Я закрыла глаза. Холодная вода заливала меня, а мне казалось, что я лежу в теплой козьей шубе, на печи, и мне несут кринку с топленым молоком и горячий калач. Я не слышала, как мы наткнулись на чужой корабль в чужих водах, как нас подобрали, втащили на чужую палубу, растерли спиртом, закутали в ватные одеяла. Я лежала, завернутая в одеяло, как младенец, из закрытых глаз моих текли слезы. Мне в зубы толкали кружку с горячим питьем. А я видела перед собой только лицо дочери, мотающееся на волнах вверх-вниз в обкрученной канатами шлюпке.

Я не помнила, как ее звали. Анна… Мария… Анастасия… Елена… Елизавета… Ольга… Слезы текли из-под век. Заливали соленые брызги лицо.

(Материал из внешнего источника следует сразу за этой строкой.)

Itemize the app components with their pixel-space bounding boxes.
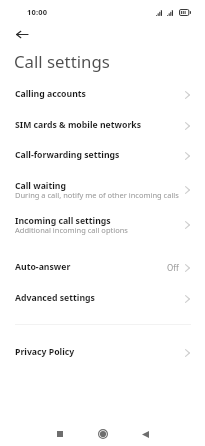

Если она утонула, Господи, вознеси ее к ангелам. Только не делай ей больно, когда вода начнет захлестывать ей горло. Забивать легкие. Она была легкая, как пушинка. Она медленно будет опускаться на дно.


Призраки шлюпок плыли в Ксеньиных снах. Спасение… Спаслась… Ей это казалось вымыслом, бредом.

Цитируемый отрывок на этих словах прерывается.